Il circo in fiamme

Su “Quando cade l’acrobata entrano i clown”, di Walter Veltroni

Edito da Einaudi – Supertascabili

“Sembrano marinai di mille navigazioni. Devono aver incontrato corsari e marosi. Devono aver fatto mille battaglie.”

Nessuno sa se sia per cause genetiche, politiche o caotiche, ma il bambino e l’adulto non si somigliano. Nell’equilibrio corrotto che l’essere umano, se ha la fortuna di riuscirci, trova pure all’inferno, ruotano le leve fissate al fulcro di più vite. Ma l’umana tendenza verso quella compensazione che è l’età della ragione, fa dell’uomo un animale educato, e meglio si direbbe ammaestrato, volendo riconoscere che l’analisi di se stessi procede sempre per approssimazione. L’infante disarmato gioisce, strilla e si lamenta in braccio all’uomo grande che nel silenzio della sopportazione e della tenerezza tiene buona la belva che negli anni è cresciuta insieme a lui.

Deve esserselo chiesto a più riprese l’autore del libro “Quando cade l’acrobata entrano i clown”, prima di riconoscere che quando la ferocia della Storia fa ingresso nel gioco non risparmia nemmeno l’uomo che si traveste da bambino e nella sua grazia viscerale vuol tornare tra le braccia della passione.

Valter Weltroni deve esserselo domandato molte volte prima di scrivere il toccante monologo di un uomo che per una notte ha mentito alla moglie sulla destinazione di un viaggio, nascondendole che quella reale sarebbe stata la finale di Coppa dei Campioni tra la sua squadra del cuore, la Juventus, e quella di avversari, il Liverpool, sostenuti da tifosi scesi da un nord europeo di barbarica memoria. Quella era stata l’unica bugia alla compagna di una vita. L’unica bugia che di lì a poco avrebbe steso il manto bianco su una notte di tragedia. Una menzogna che per una sera lo avrebbe trasformato in un bambino lo avrebbe scaraventato in un’esperienza assoluta di adulta tristezza.

Lo stadio Heysel di Bruxelles fu il teatro di molte cose, la sera del 29 maggio del 1985. Fu la follia, il disarmo e il becero impaccio se comportarsi da bambini o da adulti, di fronte al crollo di un pezzo dello stadio e dell’onore intero di una nazione. Tutta l’Inghilterra dovette vergognarsi al cospetto di un’azione estrema di becera e ubriaca teppaglia. Tutta Italia dovette inchinarsi all’imbarazzo del giorno successivo, che non seppe risparmiarsi lo scoppio di una festa fuori luogo prima di tutto perché un luogo quella strana vittoria non avrebbe mai potuto trovarlo. Ma quando l’indesiderabile piomba sulle possibilità umane, pure la tragedia diventa piccola piccola, e allora vale pure la pena di aspettare di cullarla nel tempo postumo alla festa.
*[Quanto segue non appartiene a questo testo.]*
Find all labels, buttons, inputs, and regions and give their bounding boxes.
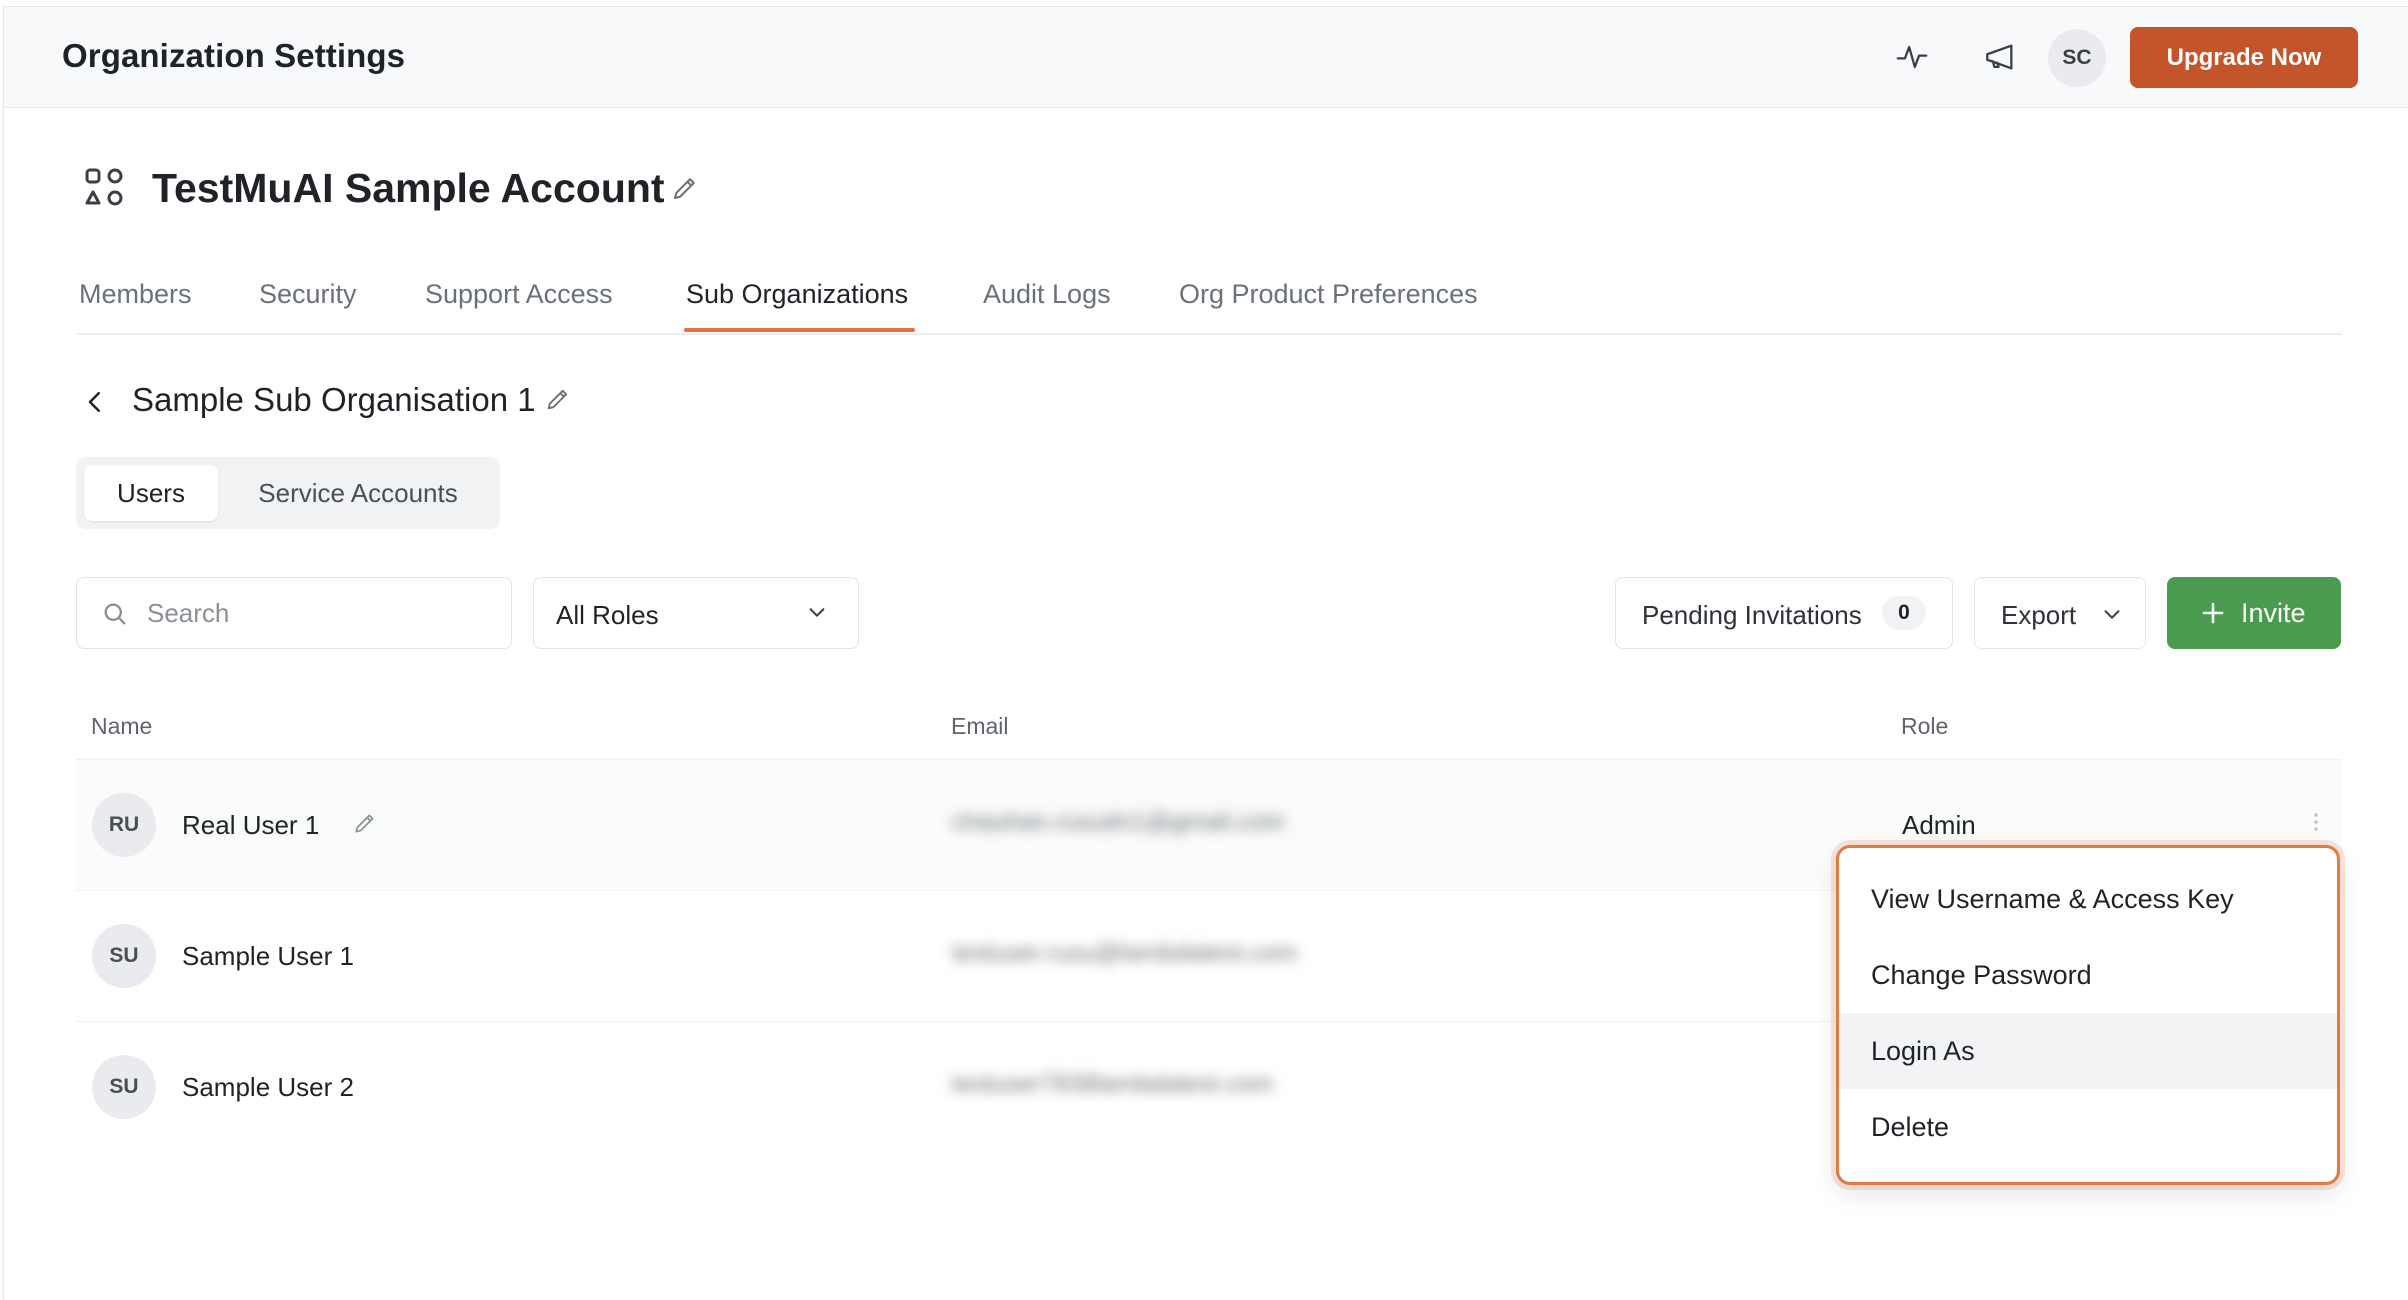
active-tab-indicator [684, 328, 915, 332]
user-role: Admin [1902, 810, 1976, 840]
pending-count-badge: 0 [1882, 596, 1926, 630]
tab-support-access[interactable]: Support Access [425, 279, 613, 310]
menu-item-change-password[interactable]: Change Password [1839, 937, 2337, 1013]
tab-sub-organizations[interactable]: Sub Organizations [686, 279, 908, 310]
user-email: chauhan.rusudn1@gmail.com [952, 808, 1285, 836]
avatar: SU [92, 924, 156, 988]
pending-invitations-button[interactable]: Pending Invitations 0 [1615, 577, 1953, 649]
user-name: Sample User 2 [182, 1072, 354, 1102]
menu-item-view-access-key[interactable]: View Username & Access Key [1839, 861, 2337, 937]
user-avatar[interactable]: SC [2048, 29, 2106, 87]
user-name: Sample User 1 [182, 941, 354, 971]
sub-org-title: Sample Sub Organisation 1 [132, 381, 536, 418]
avatar: RU [92, 793, 156, 857]
page-title: Organization Settings [62, 37, 406, 74]
settings-tabs: Members Security Support Access Sub Orga… [76, 269, 2342, 335]
search-icon [101, 600, 129, 628]
user-email: testuser.rusu@lambdatest.com [952, 939, 1297, 967]
roles-dropdown-value: All Roles [556, 600, 659, 630]
search-field [76, 577, 512, 649]
activity-icon[interactable] [1894, 39, 1930, 75]
top-bar: Organization Settings SC Upgrade Now [4, 7, 2408, 108]
app-window: Organization Settings SC Upgrade Now Tes… [3, 6, 2408, 1300]
edit-sub-org-icon[interactable] [544, 385, 574, 415]
edit-account-icon[interactable] [670, 173, 702, 205]
pending-invitations-label: Pending Invitations [1642, 600, 1862, 630]
row-actions-menu: View Username & Access Key Change Passwo… [1836, 845, 2340, 1185]
column-header-email: Email [951, 713, 1009, 739]
export-label: Export [2001, 600, 2077, 630]
plus-icon [2201, 601, 2225, 625]
tab-members[interactable]: Members [79, 279, 192, 310]
tab-audit-logs[interactable]: Audit Logs [983, 279, 1111, 310]
avatar: SU [92, 1055, 156, 1119]
shapes-icon [84, 167, 124, 207]
user-email: testuser7838lambdatest.com [952, 1070, 1274, 1098]
tab-security[interactable]: Security [259, 279, 357, 310]
users-service-accounts-toggle: Users Service Accounts [76, 457, 500, 529]
user-name: Real User 1 [182, 810, 320, 840]
segment-service-accounts[interactable]: Service Accounts [224, 465, 492, 521]
tab-org-product-preferences[interactable]: Org Product Preferences [1179, 279, 1478, 310]
column-header-role: Role [1901, 713, 1949, 739]
roles-dropdown[interactable]: All Roles [533, 577, 859, 649]
invite-label: Invite [2241, 598, 2306, 628]
upgrade-now-button[interactable]: Upgrade Now [2130, 27, 2358, 88]
chevron-down-icon [2101, 603, 2123, 625]
back-arrow-icon[interactable] [80, 387, 110, 417]
export-button[interactable]: Export [1974, 577, 2146, 649]
chevron-down-icon [806, 601, 828, 623]
column-header-name: Name [91, 713, 153, 739]
menu-item-login-as[interactable]: Login As [1839, 1013, 2337, 1089]
segment-users[interactable]: Users [84, 465, 218, 521]
search-input[interactable] [147, 580, 487, 646]
account-name: TestMuAI Sample Account [152, 165, 665, 211]
invite-button[interactable]: Invite [2167, 577, 2341, 649]
edit-user-icon[interactable] [352, 810, 380, 838]
megaphone-icon[interactable] [1982, 39, 2018, 75]
menu-item-delete[interactable]: Delete [1839, 1089, 2337, 1165]
more-options-icon[interactable] [2312, 810, 2320, 834]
Veltroni spegne la luce e accende un lume, abbassa il volume e ascolta i sussurri di una notte di sereno tormento, di un uomo che ha assistito agli orrori della follia senza nemmeno poterlo confessare al candore accogliente di sua moglie. Il protagonista del suo libro è lo scrigno chiuso di un segreto rivelato a una nazione. Lui c’è stato dentro ma non può strillarlo. S’è reso conto della connivenza di più età nell’uomo che si crede adulto, perduto tra clamorose debolezze e irritanti incapacità. Ricorda una per una le facce disperate di una folla dispersa nel dolore, i volti incollati alla tragedia come usciti da un dipinto di Goya.La Storiadello sport conserva nel museo delle torture quella indimenticabile sera di maggio. E il protagonista di Veltroni ripercorre dentro di sè quella giornata che lo fece sentire maldestro e ingenuo bambino di fronte alla violenza della vita e sorpreso e vinto adulto davanti all’esplosione di gioia di uno spettacolo che seppe di circo in fiamme.

“Entrano le squadre in campo, che magnifica allegria. Quando cade l’acrobata, entrano in scena i clown. È la verità, siamo al circo. Un luogo dei più tristi della vita. Uno dei posti nel mondo dove nessuno è libero.”